Conséquences pour la Chine de son proto-communisme du XVe siècle

Dès le début du XVe siècle, les Chinois développent une formidable thalassopolitique : entre 1405 et 1431, ils entreprennent sept grandes expéditions navales et explorent les détroits indonésiens, malais, et l’océan Indien. L’idée est de montrer aux Asiatiques la splendeur et la puissance de l’Empire céleste plutôt que de faire des profits. Les flottes sont gigantesques et comportent les plus grands vaisseaux jamais bâtis : de hautes jonques à ponts multiples fonctionnant comme des camps flottants. La flotte de l’amiral eunuque Zheng He compte, en 1405, 317 vaisseaux et 28 000 hommes. La construction navale chinoise fonctionne à plein, employant les populations des provinces maritimes de l’Empire. Près de 1 700 navires sont armés de 1404 à 1407 et constituent la plus grande Armada du monde, qu’aucune grande puissance maritime de l’Europe ne peut aligner. Cependant, cette brillante thalassopolitique connaît un brutal coup d’arrêt dans les années 1430.

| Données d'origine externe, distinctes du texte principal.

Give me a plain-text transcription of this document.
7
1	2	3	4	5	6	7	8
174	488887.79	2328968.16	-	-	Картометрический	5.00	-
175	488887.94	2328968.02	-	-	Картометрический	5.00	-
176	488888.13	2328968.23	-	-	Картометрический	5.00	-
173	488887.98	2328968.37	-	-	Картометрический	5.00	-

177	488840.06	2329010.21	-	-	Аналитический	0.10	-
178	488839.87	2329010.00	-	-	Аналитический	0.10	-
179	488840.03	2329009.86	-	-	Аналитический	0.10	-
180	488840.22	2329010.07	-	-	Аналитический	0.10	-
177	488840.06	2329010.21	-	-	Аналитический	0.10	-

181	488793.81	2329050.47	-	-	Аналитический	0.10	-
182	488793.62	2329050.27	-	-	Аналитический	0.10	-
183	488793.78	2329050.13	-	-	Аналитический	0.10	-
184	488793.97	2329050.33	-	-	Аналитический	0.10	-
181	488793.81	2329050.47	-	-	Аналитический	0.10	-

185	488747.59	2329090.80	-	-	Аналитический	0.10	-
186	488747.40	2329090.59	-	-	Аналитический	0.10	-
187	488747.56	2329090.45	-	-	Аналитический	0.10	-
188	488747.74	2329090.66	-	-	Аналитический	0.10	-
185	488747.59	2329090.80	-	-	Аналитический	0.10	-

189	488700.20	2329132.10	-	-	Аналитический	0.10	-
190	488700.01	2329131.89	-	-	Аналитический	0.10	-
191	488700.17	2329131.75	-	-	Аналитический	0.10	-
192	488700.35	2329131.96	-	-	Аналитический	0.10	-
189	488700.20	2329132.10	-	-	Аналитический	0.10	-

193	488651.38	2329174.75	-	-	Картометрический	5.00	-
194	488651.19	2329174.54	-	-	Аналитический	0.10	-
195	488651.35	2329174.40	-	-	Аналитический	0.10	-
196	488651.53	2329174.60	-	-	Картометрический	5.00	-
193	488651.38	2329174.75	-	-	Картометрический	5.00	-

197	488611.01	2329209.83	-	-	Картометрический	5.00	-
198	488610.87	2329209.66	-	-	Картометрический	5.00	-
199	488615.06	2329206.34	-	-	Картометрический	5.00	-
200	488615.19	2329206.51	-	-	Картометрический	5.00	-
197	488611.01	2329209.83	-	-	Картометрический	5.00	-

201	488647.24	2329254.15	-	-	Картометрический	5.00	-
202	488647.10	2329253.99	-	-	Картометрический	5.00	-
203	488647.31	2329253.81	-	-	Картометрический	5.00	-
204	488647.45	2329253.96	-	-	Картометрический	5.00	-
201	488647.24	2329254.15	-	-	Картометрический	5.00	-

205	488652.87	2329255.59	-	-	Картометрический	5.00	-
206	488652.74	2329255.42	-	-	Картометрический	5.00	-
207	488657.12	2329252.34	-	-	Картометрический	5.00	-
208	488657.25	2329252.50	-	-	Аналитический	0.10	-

La menace que font peser les Mongols sur la Chine des Ming pousse l’empereur Yong-Lo à transférer la capitale de Nankin à Pékin, largement plus au Nord, en 1421. Par ailleurs, les mandarins dont le pouvoir est essentiellement né de l’administration d’une agriculture d’État – et de la maîtrise de l’eau permettant l’essor de celle-ci – craignent qu’une Chine de marins et marchands ne supplante une Chine de paysans qu’ils dominent.

A partir de 1436, le développement des chantiers navals est bloqué. L’entretien des flottes publiques et privées décline faute d’ouvriers que l’on oblige à rester paysans ; la piraterie japonaise se met à proliférer au détriment de la maîtrise maritime de la région par la Chine. A la fin du siècle, toute personne qui construit un vaisseau comportant plus de deux mâts peut être condamnée à mort ; les navires de haute mer sont détruits, les armateurs emprisonnés. Le commerce devient un crime. La thalassopolitique de la Chine qui avait enclenché un mouvement de diaspora chinoise marchande et dynamique dans toute l’Asie, au début du XVe siècle, est durablement abandonnée.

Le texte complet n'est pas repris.